Es ist auch nachhaltiger als diese Papiere. Die Steine, die in Steinpapier eingehen, sind 16 Millionen Mal reichlicher vorhanden als Bäume auf der Erde. Der Kunststoff, den wir für Steinpapier benötigen würden, um die gesamte Papierversorgung der Welt zu ersetzen, würde weniger als 0,5 % der weltweiten Ölproduktion ausmachen. Die einzigen zwei Inhaltsstoffe sind anorganisch und nicht lebenswichtig wie Luft und Wasser. Die Herstellung von Papier auf Faserbasis, zum Beispiel aus Gras, Äpfeln oder Bäumen, auch wenn es aus Abfall besteht, bedeutet die Verwendung wertvoller Ressourcen. Organische Ressourcen, die für die erwähnten und herkömmlichen Papiere verwendet werden, müssen erst wachsen und werden aus einer Reihe nicht erneuerbarer Ressourcen geerntet. Es bedeutet auch, Wasser in großen Mengen zu verschmutzen, Abfall zu produzieren und viel Energie zu verwenden, um die Fasern zu Papierbögen zu trocknen. Steinpapier ist recycelbarer als Papier, das normalerweise nach einmaligem Recycling als minderwertiges Zeitungs- oder Verpackungspapier verwendet wird. Schließlich setzt die Verbrennung von Steinpapier keine toxischen Emissionen frei und hinterlässt außerdem reinen Kalziumkarbonatstaub, der für Anwendungen in der Bau-, Kosmetik-, Pharma- oder fortgesetzten Papierherstellung verwendet werden kann. Zusätzlich Steinpapier kostet im Vergleich zu anderen Papieren nur ein Drittel in der Herstellung. Als Faustregel können Sie sich merken, dass eine Tonne Steinpapier 20 Bäume, 28.000 Liter Wasser und 900 kg CO2-Emissionen spart.

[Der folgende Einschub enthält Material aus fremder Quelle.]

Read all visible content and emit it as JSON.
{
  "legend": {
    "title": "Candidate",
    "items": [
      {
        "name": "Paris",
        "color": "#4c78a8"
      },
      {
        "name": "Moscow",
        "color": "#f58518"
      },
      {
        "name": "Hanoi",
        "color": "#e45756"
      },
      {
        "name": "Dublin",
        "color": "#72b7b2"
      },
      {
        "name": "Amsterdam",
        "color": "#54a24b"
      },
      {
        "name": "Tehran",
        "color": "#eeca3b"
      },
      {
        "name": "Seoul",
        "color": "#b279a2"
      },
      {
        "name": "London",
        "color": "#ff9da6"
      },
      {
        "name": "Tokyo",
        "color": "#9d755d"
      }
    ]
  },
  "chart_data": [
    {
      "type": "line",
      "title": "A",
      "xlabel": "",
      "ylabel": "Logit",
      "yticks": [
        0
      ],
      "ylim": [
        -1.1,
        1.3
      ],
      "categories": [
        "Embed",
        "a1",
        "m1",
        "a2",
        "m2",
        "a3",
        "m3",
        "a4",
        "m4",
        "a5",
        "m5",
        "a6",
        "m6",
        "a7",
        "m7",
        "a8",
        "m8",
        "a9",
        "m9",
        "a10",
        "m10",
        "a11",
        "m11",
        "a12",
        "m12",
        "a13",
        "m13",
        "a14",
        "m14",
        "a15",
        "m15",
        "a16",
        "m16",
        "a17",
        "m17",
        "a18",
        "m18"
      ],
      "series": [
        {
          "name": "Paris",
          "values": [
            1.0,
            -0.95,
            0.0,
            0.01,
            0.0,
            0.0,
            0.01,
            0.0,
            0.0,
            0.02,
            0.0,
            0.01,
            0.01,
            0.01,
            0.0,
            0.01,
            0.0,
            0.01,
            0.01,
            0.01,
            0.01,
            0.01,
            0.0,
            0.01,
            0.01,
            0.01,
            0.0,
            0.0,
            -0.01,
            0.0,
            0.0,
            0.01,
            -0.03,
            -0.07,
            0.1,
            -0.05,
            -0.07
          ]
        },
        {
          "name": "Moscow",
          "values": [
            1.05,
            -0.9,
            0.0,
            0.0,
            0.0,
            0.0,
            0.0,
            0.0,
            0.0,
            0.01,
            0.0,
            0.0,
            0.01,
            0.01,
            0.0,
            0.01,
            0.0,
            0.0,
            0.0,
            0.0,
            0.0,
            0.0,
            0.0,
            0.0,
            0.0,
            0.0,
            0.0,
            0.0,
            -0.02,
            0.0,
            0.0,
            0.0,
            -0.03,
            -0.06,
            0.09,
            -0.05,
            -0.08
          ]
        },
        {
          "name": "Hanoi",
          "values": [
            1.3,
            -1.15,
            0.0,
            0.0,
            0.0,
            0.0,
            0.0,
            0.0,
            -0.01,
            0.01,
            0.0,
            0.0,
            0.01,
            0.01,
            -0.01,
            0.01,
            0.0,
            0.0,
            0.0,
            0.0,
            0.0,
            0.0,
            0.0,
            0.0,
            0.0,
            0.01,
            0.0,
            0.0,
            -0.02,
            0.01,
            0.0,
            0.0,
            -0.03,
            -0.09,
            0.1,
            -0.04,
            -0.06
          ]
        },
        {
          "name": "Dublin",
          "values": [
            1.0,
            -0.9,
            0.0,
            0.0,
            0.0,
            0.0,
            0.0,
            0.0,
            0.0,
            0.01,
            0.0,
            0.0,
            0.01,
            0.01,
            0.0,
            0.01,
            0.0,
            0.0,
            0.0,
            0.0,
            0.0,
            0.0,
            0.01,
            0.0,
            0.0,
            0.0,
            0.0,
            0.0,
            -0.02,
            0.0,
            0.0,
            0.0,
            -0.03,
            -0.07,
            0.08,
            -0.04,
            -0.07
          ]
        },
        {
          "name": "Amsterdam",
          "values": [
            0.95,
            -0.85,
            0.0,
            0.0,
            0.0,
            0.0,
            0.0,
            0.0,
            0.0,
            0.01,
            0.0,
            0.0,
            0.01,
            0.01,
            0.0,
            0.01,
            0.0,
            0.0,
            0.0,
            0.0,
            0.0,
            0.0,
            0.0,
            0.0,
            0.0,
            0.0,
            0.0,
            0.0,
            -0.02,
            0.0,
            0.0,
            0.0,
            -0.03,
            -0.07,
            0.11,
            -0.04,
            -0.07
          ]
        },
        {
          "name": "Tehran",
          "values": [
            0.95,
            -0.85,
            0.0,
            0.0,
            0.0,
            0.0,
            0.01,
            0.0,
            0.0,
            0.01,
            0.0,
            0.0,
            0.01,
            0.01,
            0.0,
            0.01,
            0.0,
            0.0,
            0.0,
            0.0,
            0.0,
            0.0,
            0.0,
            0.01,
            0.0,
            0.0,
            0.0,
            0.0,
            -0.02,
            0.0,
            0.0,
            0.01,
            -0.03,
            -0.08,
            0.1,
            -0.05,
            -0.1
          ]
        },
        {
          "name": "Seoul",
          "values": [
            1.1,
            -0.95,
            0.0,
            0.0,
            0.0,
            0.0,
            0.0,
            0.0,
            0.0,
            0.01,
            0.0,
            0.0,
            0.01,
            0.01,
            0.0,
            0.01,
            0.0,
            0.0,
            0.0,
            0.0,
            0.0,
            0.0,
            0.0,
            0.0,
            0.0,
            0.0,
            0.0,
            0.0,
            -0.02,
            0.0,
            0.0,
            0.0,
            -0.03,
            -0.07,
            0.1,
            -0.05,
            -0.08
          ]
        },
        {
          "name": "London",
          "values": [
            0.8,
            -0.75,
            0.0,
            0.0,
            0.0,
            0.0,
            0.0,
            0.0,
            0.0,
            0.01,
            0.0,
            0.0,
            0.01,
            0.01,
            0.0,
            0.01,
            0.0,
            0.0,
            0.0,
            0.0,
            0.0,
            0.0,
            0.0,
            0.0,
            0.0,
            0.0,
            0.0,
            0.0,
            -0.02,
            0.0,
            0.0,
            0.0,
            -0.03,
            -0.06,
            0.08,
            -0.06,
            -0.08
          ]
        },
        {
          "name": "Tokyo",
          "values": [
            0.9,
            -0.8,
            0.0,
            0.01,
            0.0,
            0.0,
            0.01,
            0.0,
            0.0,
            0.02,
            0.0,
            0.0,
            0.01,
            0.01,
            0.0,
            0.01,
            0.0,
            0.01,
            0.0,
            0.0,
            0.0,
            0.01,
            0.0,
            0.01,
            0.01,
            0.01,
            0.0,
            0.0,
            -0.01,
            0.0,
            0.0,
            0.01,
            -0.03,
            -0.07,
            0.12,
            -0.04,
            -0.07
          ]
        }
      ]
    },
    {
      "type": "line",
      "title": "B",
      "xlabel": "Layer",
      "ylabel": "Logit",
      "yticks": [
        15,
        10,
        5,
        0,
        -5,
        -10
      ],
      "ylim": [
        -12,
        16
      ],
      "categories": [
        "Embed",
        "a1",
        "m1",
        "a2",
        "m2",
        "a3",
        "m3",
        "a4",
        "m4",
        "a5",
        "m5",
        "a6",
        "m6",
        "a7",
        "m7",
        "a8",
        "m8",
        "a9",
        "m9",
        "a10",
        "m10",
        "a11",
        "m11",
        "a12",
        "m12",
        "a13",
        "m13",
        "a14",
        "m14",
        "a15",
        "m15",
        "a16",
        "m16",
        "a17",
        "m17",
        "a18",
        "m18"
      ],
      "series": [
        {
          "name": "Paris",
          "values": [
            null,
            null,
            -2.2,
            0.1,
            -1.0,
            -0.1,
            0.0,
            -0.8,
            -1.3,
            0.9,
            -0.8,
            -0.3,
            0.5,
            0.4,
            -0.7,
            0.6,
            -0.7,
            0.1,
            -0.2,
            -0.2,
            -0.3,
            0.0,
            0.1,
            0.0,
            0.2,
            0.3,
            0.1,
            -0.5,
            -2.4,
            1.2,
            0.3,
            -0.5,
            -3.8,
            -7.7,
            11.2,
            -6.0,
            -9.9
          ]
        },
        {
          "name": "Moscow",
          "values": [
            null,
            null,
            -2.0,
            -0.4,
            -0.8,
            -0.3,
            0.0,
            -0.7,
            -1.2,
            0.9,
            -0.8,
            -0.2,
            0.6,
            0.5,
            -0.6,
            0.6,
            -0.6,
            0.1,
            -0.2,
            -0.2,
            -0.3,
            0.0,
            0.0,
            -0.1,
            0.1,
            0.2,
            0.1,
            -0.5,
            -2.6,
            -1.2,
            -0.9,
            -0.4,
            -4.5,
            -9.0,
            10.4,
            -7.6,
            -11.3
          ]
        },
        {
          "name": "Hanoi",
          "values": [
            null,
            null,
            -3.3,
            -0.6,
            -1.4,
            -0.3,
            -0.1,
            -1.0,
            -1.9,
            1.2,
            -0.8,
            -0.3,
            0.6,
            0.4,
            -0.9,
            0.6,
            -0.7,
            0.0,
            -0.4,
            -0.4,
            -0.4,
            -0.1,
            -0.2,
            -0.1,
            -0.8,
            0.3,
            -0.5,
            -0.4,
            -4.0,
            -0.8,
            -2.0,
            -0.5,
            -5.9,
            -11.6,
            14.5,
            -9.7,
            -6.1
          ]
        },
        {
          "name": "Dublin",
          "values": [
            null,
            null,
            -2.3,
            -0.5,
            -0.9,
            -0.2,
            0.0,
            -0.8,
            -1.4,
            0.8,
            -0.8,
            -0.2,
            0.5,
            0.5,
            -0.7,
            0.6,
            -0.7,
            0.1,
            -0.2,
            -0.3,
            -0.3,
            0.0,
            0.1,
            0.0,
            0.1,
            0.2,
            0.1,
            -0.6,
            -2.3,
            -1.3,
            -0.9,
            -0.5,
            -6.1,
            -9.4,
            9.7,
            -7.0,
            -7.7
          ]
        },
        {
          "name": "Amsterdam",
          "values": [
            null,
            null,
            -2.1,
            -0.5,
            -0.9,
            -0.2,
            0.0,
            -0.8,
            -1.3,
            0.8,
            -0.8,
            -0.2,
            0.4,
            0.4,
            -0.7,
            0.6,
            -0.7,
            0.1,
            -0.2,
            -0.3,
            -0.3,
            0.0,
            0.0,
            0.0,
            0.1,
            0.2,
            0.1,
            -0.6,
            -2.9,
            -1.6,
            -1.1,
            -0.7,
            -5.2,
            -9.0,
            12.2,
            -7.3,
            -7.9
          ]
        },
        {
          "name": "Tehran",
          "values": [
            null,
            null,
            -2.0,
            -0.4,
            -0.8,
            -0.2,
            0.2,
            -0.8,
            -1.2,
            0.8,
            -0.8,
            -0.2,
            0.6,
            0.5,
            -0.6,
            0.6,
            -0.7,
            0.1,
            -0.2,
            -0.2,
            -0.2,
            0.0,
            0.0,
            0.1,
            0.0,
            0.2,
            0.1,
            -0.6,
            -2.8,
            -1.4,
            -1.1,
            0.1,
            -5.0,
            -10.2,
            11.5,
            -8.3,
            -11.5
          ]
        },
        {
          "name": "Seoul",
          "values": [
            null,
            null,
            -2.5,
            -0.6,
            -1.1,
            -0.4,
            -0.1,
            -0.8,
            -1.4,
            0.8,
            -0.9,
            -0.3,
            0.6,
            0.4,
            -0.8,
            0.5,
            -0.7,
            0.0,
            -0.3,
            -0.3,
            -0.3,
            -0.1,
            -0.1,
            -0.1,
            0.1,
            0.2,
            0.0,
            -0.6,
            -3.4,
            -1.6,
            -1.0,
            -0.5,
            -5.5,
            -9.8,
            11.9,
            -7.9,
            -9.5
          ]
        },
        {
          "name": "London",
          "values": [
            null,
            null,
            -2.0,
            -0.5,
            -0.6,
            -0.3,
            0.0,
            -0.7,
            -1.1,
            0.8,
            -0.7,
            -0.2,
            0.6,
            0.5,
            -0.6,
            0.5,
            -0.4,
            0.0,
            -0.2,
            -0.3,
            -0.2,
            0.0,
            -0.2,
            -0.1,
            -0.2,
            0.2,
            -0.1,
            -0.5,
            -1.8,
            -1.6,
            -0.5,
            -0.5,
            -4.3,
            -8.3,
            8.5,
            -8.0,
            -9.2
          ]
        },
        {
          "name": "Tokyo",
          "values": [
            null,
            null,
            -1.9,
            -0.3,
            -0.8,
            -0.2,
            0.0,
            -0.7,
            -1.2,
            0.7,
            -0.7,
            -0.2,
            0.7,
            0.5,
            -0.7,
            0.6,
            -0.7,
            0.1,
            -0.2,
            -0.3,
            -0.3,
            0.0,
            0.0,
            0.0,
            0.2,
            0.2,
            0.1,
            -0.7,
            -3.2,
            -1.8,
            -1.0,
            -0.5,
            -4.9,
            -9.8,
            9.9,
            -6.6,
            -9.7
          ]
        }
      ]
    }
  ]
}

Wie man erkennt, ist Steinpapier ein höchst interessantes und innovatives Material, bei dem viele neue und für den Umweltschutz hilfreiche Entwicklungen absehbar sind. Es könnte sich also durchaus als nützlich erwiesen, die Augen und Ohren offen zu halten, wenn es um den Trend geht. Bei bestehendem Interesse findet Ihr aktuelle und nähere Informationen auf pebbleprinting.com.